Summary
Snow depth from offline LDAS and coupled LDAS based on CY48R1 has been compared. Open-loop experiment by offline LDAS has positive biases around the edge of snow-covered areas against coupled LDAS. However, the differences become smaller by assimilating IMS in offline LDAS. Offline snow depth analysis will make it possible to be more consistent between initial conditions for reforecast and operational forecast.
Experiment settings
Experiment name | ID | Model version | Horizontal resolution | Atmospheric forcing | Snow depth analysis | Soil moisture analysis | Start date | End date |
---|---|---|---|---|---|---|---|---|
Open-loop by offline LDAS | hsts | 48r1 | TCo319 | ERA5 | No | No | Sep 1998 | Dec 2021 |
Offline LDAS | htyv | 48r1 | TCo319 | ERA5 | Yes | Yes | Sep 1998 | Dec 2021 |
Coupled LDAS (48r1 control) | hut8 | 48r1 | TCo399 | Coupled | Yes | Yes | Dec 2020 | Feb 2021 |
Results (monthly averages of snow depth in Jan 2021)

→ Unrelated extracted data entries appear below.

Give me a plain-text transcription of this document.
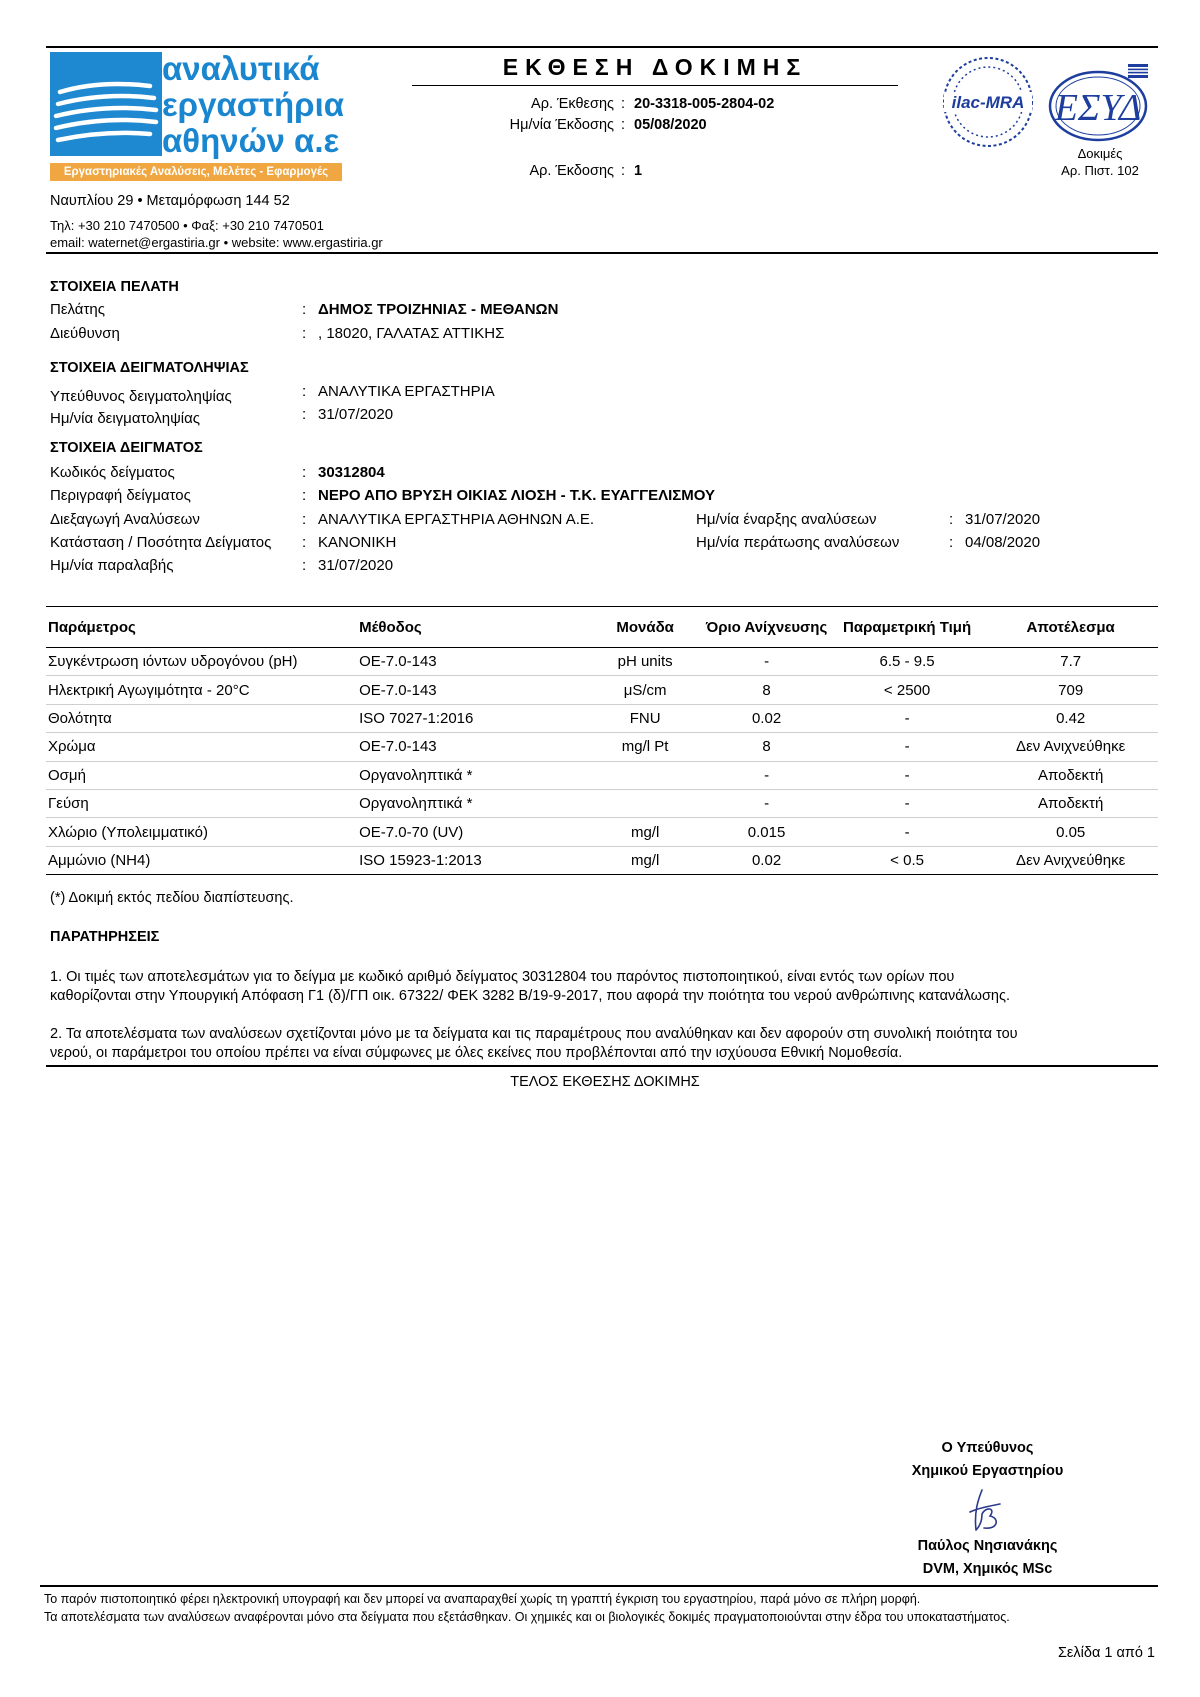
αναλυτικά
εργαστήρια
αθηνών α.ε
Εργαστηριακές Αναλύσεις, Μελέτες - Εφαρμογές
Ναυπλίου 29 • Μεταμόρφωση 144 52
Τηλ: +30 210 7470500 • Φαξ: +30 210 7470501
email: waternet@ergastiria.gr • website: www.ergastiria.gr
ΕΚΘΕΣΗ ΔΟΚΙΜΗΣ
Αρ. Έκθεσης : 20-3318-005-2804-02
Ημ/νία Έκδοσης : 05/08/2020
Αρ. Έκδοσης : 1
ilac-MRA ΕΣΥΔ
Δοκιμές
Αρ. Πιστ. 102
ΣΤΟΙΧΕΙΑ ΠΕΛΑΤΗ
Πελάτης	: ΔΗΜΟΣ ΤΡΟΙΖΗΝΙΑΣ - ΜΕΘΑΝΩΝ
Διεύθυνση	: , 18020, ΓΑΛΑΤΑΣ ΑΤΤΙΚΗΣ
ΣΤΟΙΧΕΙΑ ΔΕΙΓΜΑΤΟΛΗΨΙΑΣ
Υπεύθυνος δειγματοληψίας	: ΑΝΑΛΥΤΙΚΑ ΕΡΓΑΣΤΗΡΙΑ
Ημ/νία δειγματοληψίας	: 31/07/2020
ΣΤΟΙΧΕΙΑ ΔΕΙΓΜΑΤΟΣ
Κωδικός δείγματος	: 30312804
Περιγραφή δείγματος	: ΝΕΡΟ ΑΠΟ ΒΡΥΣΗ ΟΙΚΙΑΣ ΛΙΟΣΗ - Τ.Κ. ΕΥΑΓΓΕΛΙΣΜΟΥ
Διεξαγωγή Αναλύσεων	: ΑΝΑΛΥΤΙΚΑ ΕΡΓΑΣΤΗΡΙΑ ΑΘΗΝΩΝ Α.Ε.
Κατάσταση / Ποσότητα Δείγματος : ΚΑΝΟΝΙΚΗ
Ημ/νία παραλαβής	: 31/07/2020
Ημ/νία έναρξης αναλύσεων	: 31/07/2020
Ημ/νία περάτωσης αναλύσεων	: 04/08/2020
Παράμετρος	Μέθοδος	Μονάδα	Όριο Ανίχνευσης	Παραμετρική Τιμή	Αποτέλεσμα
Συγκέντρωση ιόντων υδρογόνου (pH)	ΟΕ-7.0-143	pH units	-	6.5 - 9.5	7.7
Ηλεκτρική Αγωγιμότητα - 20°C	ΟΕ-7.0-143	μS/cm	8	< 2500	709
Θολότητα	ISO 7027-1:2016	FNU	0.02	-	0.42
Χρώμα	ΟΕ-7.0-143	mg/l Pt	8	-	Δεν Ανιχνεύθηκε
Οσμή	Οργανοληπτικά *		-	-	Αποδεκτή
Γεύση	Οργανοληπτικά *		-	-	Αποδεκτή
Χλώριο (Υπολειμματικό)	ΟΕ-7.0-70 (UV)	mg/l	0.015	-	0.05
Αμμώνιο (NH4)	ISO 15923-1:2013	mg/l	0.02	< 0.5	Δεν Ανιχνεύθηκε
(*) Δοκιμή εκτός πεδίου διαπίστευσης.
ΠΑΡΑΤΗΡΗΣΕΙΣ
1. Οι τιμές των αποτελεσμάτων για το δείγμα με κωδικό αριθμό δείγματος 30312804 του παρόντος πιστοποιητικού, είναι εντός των ορίων που
καθορίζονται στην Υπουργική Απόφαση Γ1 (δ)/ΓΠ οικ. 67322/ ΦΕΚ 3282 Β/19-9-2017, που αφορά την ποιότητα του νερού ανθρώπινης κατανάλωσης.
2. Τα αποτελέσματα των αναλύσεων σχετίζονται μόνο με τα δείγματα και τις παραμέτρους που αναλύθηκαν και δεν αφορούν στη συνολική ποιότητα του
νερού, οι παράμετροι του οποίου πρέπει να είναι σύμφωνες με όλες εκείνες που προβλέπονται από την ισχύουσα Εθνική Νομοθεσία.
ΤΕΛΟΣ ΕΚΘΕΣΗΣ ΔΟΚΙΜΗΣ
Ο Υπεύθυνος
Χημικού Εργαστηρίου
Παύλος Νησιανάκης
DVM, Χημικός MSc
Το παρόν πιστοποιητικό φέρει ηλεκτρονική υπογραφή και δεν μπορεί να αναπαραχθεί χωρίς τη γραπτή έγκριση του εργαστηρίου, παρά μόνο σε πλήρη μορφή.
Τα αποτελέσματα των αναλύσεων αναφέρονται μόνο στα δείγματα που εξετάσθηκαν. Οι χημικές και οι βιολογικές δοκιμές πραγματοποιούνται στην έδρα του υποκαταστήματος.
Σελίδα 1 από 1
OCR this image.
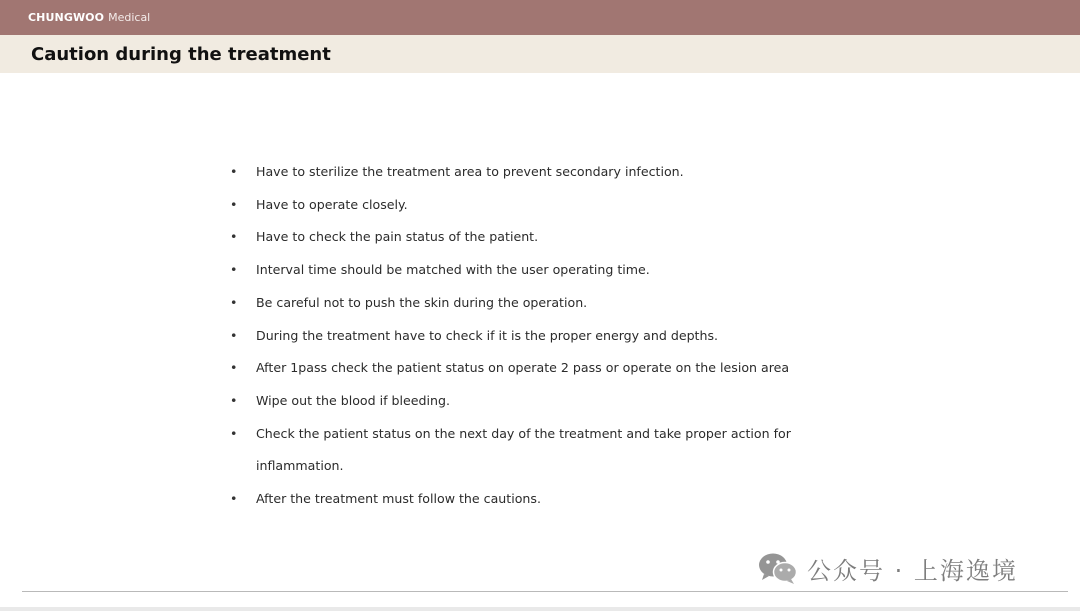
CHUNGWOO Medical
Caution during the treatment
• Have to sterilize the treatment area to prevent secondary infection.
• Have to operate closely.
• Have to check the pain status of the patient.
• Interval time should be matched with the user operating time.
• Be careful not to push the skin during the operation.
• During the treatment have to check if it is the proper energy and depths.
• After 1pass check the patient status on operate 2 pass or operate on the lesion area
• Wipe out the blood if bleeding.
• Check the patient status on the next day of the treatment and take proper action for inflammation.
• After the treatment must follow the cautions.
公众号 · 上海逸境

hut8 (coupled LDAS) | htyv (Offline LDAS) | hsts (open-loop by offline land surface model) |
htyv - hut8 | hsts - hut8 | |
Other related results
You can refer to my poster presentation at the EARSeL workshop in Feb 2023: EARSeL_Ochi.pdf
2 Comments
Patricia de Rosnay
Hi Kenta,
Excellent, we clearly see that the differences between the coupled and offline snow are much reduced when IMS is assimilated. Is it SWE?
Kenta Ochi
Thank you very much for your comment. These plots show snow depth (unit: m). I think it will be similar if we have a look at SWE.